[PATCH 17/17] amdgpu: add support for memory cgroups

Thu Jul 3 20:06:06 UTC 2025

On Thu, Jul 03, 2025 at 08:15:09PM +0200, Christian König wrote:
> On 03.07.25 19:58, Shakeel Butt wrote:
> > On Thu, Jul 03, 2025 at 12:53:44PM +1000, David Airlie wrote:
> >> On Thu, Jul 3, 2025 at 2:03 AM Shakeel Butt <shakeel.butt at linux.dev> wrote:
> >>>
> >>> On Mon, Jun 30, 2025 at 02:49:36PM +1000, Dave Airlie wrote:
> >>>> From: Dave Airlie <airlied at redhat.com>
> >>>>
> >>>> This adds support for adding a obj cgroup to a buffer object,
> >>>> and passing in the placement flags to make sure it's accounted
> >>>> properly.
> >>>>
> >>>> Signed-off-by: Dave Airlie <airlied at redhat.com>
> >>>> ---
> >>>>  drivers/gpu/drm/amd/amdgpu/amdgpu_gem.c    |  2 ++
> >>>>  drivers/gpu/drm/amd/amdgpu/amdgpu_object.c | 13 +++++++++----
> >>>>  drivers/gpu/drm/amd/amdgpu/amdgpu_object.h |  1 +
> >>>>  drivers/gpu/drm/amd/amdgpu/amdgpu_ttm.c    |  2 ++
> >>>>  4 files changed, 14 insertions(+), 4 deletions(-)
> >>>>
> >>>> diff --git a/drivers/gpu/drm/amd/amdgpu/amdgpu_gem.c b/drivers/gpu/drm/amd/amdgpu/amdgpu_gem.c
> >>>> index e5e33a68d935..d250183bab03 100644
> >>>> --- a/drivers/gpu/drm/amd/amdgpu/amdgpu_gem.c
> >>>> +++ b/drivers/gpu/drm/amd/amdgpu/amdgpu_gem.c
> >>>> @@ -198,6 +198,7 @@ static void amdgpu_gem_object_free(struct drm_gem_object *gobj)
> >>>>       struct amdgpu_bo *aobj = gem_to_amdgpu_bo(gobj);
> >>>>
> >>>>       amdgpu_hmm_unregister(aobj);
> >>>> +     obj_cgroup_put(aobj->tbo.objcg);
> >>>>       ttm_bo_put(&aobj->tbo);
> >>>>  }
> >>>>
> >>>> @@ -225,6 +226,7 @@ int amdgpu_gem_object_create(struct amdgpu_device *adev, unsigned long size,
> >>>>       bp.domain = initial_domain;
> >>>>       bp.bo_ptr_size = sizeof(struct amdgpu_bo);
> >>>>       bp.xcp_id_plus1 = xcp_id_plus1;
> >>>> +     bp.objcg = get_obj_cgroup_from_current();
> >>>
> >>> In what context this function is called? Is that the same for
> >>> ttm_pool_alloc_page()? Is remote charging happening in
> >>> ttm_pool_alloc_page()?
> >>>
> >>
> >> No, this function is called from userspace ioctl paths that allocate
> >> GPU objects (GEM objects).
> >>
> >> The objects are lazily allocated, so this might not trigger any pages
> >> being bound to the object, until it is populated, either via mapping +
> >> page faults or by being used in a GPU command submission, which is
> >> when the ttm_pool_alloc_page happens.
> >>
> > 
> > For the mapping + page fault or GPU command submission, can there be a
> > case where 'current' is not in the same cgroup as the task which has
> > called amdgpu_gem_object_create() through ioctl? Can the allocation
> > happen in kthread or workqueue or irq?
> 
> Yes, in some use cases that is actually the most common way of ending up in the memory allocation.
> 
> Background is that the first one who touches it actually does the allocation.

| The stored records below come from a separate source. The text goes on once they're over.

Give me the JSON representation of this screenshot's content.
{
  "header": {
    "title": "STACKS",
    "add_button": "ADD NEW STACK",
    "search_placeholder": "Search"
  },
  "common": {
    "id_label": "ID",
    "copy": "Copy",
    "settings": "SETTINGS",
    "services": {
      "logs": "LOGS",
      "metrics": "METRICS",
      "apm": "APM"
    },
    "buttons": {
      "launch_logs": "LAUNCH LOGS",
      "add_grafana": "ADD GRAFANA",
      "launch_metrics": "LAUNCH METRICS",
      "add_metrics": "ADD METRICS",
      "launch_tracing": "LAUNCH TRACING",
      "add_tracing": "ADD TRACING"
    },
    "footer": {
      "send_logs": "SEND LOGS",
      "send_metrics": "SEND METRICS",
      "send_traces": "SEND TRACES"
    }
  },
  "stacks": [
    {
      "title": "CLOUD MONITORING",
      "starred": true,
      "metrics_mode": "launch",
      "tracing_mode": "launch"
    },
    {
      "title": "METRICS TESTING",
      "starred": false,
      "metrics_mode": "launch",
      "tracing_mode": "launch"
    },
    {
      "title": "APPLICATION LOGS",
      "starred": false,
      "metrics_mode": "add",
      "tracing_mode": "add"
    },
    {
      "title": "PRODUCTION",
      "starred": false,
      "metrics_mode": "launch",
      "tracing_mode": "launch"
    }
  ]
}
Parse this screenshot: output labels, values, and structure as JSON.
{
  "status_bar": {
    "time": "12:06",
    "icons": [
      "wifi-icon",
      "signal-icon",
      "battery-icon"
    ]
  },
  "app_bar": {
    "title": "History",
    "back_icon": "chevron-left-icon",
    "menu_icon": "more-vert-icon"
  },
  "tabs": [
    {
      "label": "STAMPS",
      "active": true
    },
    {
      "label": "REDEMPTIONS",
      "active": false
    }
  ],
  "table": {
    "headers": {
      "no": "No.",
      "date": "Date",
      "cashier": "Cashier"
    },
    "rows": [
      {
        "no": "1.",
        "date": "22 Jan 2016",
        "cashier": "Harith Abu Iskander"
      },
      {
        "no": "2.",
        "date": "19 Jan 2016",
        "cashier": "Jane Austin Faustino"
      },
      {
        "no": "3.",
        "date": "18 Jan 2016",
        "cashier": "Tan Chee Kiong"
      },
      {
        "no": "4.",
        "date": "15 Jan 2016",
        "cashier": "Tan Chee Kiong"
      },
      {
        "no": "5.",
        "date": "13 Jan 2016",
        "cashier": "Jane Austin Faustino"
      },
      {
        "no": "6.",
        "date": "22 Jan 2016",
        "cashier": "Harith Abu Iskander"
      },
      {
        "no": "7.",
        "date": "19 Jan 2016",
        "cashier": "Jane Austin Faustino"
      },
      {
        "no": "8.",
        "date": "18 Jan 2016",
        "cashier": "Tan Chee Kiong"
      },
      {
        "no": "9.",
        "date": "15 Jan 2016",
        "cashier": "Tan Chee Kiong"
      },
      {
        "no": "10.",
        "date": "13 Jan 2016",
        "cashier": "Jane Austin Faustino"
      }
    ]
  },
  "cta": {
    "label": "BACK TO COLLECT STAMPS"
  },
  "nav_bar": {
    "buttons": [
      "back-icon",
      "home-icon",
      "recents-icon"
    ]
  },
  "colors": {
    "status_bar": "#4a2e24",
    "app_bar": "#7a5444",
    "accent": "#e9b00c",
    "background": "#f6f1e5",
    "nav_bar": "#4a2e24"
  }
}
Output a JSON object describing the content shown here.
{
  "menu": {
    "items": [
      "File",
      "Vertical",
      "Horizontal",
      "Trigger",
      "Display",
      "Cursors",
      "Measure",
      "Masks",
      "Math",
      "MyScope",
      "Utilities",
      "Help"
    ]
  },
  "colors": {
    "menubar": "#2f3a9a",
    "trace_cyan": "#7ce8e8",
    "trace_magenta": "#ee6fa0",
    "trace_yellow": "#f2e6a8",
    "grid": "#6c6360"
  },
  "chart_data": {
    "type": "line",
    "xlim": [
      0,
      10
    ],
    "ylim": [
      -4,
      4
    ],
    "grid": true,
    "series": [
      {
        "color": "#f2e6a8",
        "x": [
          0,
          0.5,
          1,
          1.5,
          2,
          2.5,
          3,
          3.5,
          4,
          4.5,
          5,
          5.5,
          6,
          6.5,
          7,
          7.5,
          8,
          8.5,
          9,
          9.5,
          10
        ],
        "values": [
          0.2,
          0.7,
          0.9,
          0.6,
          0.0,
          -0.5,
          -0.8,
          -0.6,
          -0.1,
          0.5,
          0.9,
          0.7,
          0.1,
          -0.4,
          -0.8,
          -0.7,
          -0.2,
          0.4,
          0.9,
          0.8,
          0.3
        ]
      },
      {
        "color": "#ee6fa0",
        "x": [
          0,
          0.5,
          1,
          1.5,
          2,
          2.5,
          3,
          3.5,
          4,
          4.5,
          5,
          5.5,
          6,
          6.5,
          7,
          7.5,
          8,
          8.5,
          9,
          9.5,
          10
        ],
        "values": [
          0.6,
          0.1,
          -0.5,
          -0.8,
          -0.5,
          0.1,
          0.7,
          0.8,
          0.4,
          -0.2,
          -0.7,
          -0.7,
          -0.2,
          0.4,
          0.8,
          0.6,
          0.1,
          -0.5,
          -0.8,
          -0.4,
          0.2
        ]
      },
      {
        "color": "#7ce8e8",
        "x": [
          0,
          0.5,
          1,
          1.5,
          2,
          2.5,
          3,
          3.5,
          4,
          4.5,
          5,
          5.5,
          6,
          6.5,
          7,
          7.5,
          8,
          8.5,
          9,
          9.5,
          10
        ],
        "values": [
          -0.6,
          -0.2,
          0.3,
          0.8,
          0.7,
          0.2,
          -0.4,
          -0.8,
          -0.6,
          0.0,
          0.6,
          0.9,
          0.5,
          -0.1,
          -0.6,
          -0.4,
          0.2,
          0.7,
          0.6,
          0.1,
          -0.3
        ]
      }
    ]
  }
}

Do you mean a task in cgroup A does amdgpu_gem_object_create() and then
the actual allocation can happen in the task in cgroup B?

> 
> BTW: It might be a good idea to not only limit the amount of memory you actually have allocated, but also how much you wanted to allocate.

Do you mean accounting and limiting the reservations? Something like
what hugetlb cgroup provides?